At a little shoot were there probably isn't an official, i would say you shoot it as it lies...unless the group decides it's too far gone to aim at...then straighten it up. I would make note of the target and mention it after coming in off the course. 

At large National type shoots, I would ask the official to fix the target.


----------



## russ (Jul 29, 2002)

Well, except of course if you approach a target before shooting it's a zero. I think that the only proper recourse is to shoot the target as it lies, mark on your score cards which target it was and file a protest.


----------



## dh1 (Dec 16, 2004)

That may be the right awnser at an important shoot but at your average local "fun" shoot I say go fix it unless all your group agrees to shoot as it lies and then fix it after. Obviously it was a mistake by a group infront. At a fun shoot people are there for just that FUN and it's not fun for them if they are loosing arrows because of a moved target and they may not be an experienced shooter with the skill to allow for that much margin or error. By the way it's nice to see your still around Zarksniper!:thumbs_up


----------



## russ (Jul 29, 2002)

dh1 said:


> That may be the right awnser at an important shoot but at your average local "fun" shoot


That's the problem, some guy's don't know the difference between a "fun" shoot and a "serious" shoot. 
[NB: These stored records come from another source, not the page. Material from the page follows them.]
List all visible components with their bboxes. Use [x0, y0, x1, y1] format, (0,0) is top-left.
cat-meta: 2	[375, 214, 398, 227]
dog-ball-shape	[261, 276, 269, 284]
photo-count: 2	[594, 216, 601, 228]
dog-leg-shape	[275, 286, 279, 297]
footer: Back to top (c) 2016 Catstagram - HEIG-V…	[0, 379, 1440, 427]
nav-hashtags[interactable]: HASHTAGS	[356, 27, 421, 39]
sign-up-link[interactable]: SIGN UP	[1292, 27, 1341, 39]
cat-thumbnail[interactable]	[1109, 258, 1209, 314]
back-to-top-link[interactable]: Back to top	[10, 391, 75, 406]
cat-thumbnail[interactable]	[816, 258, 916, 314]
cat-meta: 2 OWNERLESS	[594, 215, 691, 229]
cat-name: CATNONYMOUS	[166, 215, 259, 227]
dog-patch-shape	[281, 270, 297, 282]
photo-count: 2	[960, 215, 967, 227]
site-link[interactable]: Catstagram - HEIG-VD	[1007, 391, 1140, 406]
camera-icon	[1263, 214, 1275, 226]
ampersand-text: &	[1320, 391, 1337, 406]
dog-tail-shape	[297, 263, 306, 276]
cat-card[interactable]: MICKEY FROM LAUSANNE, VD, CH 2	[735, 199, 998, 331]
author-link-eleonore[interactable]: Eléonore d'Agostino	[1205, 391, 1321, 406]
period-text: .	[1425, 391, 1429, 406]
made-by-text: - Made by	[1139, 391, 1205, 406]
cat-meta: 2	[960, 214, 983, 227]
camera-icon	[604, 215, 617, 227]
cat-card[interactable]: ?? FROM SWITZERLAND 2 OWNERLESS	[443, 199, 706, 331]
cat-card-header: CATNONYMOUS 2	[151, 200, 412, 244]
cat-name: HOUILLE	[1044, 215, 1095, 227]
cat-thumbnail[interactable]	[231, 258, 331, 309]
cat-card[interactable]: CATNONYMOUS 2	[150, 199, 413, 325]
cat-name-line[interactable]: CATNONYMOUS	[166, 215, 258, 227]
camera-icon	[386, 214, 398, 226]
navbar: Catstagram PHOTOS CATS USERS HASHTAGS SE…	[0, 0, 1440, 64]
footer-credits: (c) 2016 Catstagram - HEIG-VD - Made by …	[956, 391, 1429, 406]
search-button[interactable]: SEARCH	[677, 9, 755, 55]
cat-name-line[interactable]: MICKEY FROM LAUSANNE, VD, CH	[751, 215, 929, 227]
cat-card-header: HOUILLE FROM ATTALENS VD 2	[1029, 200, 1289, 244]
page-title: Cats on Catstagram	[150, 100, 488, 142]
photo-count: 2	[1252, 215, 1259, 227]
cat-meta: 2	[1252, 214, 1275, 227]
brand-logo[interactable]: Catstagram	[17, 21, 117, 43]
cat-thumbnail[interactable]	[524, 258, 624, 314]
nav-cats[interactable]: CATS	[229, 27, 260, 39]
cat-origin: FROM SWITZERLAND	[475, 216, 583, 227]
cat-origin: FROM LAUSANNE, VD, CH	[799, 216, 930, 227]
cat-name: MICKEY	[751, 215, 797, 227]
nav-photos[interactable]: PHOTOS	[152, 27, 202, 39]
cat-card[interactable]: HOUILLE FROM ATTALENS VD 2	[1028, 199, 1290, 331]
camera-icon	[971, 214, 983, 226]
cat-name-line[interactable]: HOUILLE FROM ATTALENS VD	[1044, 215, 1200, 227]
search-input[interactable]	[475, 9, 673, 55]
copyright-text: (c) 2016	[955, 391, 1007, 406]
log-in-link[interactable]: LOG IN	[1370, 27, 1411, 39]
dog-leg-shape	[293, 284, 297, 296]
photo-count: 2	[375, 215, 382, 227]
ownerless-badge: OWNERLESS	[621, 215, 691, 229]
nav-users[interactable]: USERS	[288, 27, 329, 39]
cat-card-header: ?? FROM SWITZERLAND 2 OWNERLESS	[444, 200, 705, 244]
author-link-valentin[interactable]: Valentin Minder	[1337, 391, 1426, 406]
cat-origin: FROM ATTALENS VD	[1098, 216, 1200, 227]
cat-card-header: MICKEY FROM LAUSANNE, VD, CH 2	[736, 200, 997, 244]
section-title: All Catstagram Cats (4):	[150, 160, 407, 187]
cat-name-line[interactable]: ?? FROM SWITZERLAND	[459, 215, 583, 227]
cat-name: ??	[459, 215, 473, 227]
All shoots are supposed to be "fun"


----------



## CLASSICHUNTER (May 20, 2005)

*oh ya*

what a scenario happens lots , we usually shoot and leave it . usually the group says we had to shoot it that way so everybody else can... lol lol what do you do.. other than mention it when signing in at end.. what I would like to see is a officials traveling the course by atv so he can be brought up to date on such things... a s a p


----------



## Guest (Apr 21, 2010)

well the first thing I would do is get a TC and get it fixed before shooting it, if the previous groups shoot it like that, its their problem.


----------



## dh1 (Dec 16, 2004)

Sean just a side note but great 3D on the weekend!


----------



## cath8r (Jan 17, 2003)

Whats a TC Sean?
I'd say go up and fix it if its not too bad then shoot it. Local shoots are supposed to be fun. If someone gets their panties in a wad because you fixed it first, then they are the ones with the problem. Targets leaning back were not the intent of the club that set the shoot up. Fix it, then shoot it.


----------



## russ (Jul 29, 2002)

I was told Target Co-ordinator or if you ask Canuck, Technical Committee either way it's a course judge.


----------



## CLASSICHUNTER (May 20, 2005)

*ok but*

At most shoots you don`t see an official all day sometimes.. what sit and wait till one shows up .. I can just imagine the next five groups waiting because you won`t shoot a target till an official shows.. like I said a course official should be patrolling on a atv or something and maybe more than one... also another sore point the x or 11 rings.. some are shot out and could easily be more defined with a hot nail or something , soldering gun , then there is no guesstimating on scores .. imho.. good shooting this weekend guys wherever that may be...:darkbeer:


----------



## russ (Jul 29, 2002)

CLASSICHUNTER said:


> also another sore point the x or 11 rings.. some are shot out and could easily be more defined with a hot nail or something , soldering gun , then there is no guesstimating on scores .. imho.. good shooting this weekend guys wherever that may be...:darkbeer:


If the x-ring is not defined, it doesn't exist. Unfortunately some people have pretty good imaginations


----------



## wheelie (Mar 2, 2009)

CLASSICHUNTER said:


> what I would like to see is a officials traveling the course by atv so he can be brought up to date on such things... a s a p


I agree, a beer cart would be helpful.


----------



## russ (Jul 29, 2002)

wheelie said:


> I agree, a beer cart would be helpful.


Hey, I remember a shoot like that! The fun police really freaked out @ that one :lol: (little wonder, alcohol & weapons; a problem? Who knew!)


----------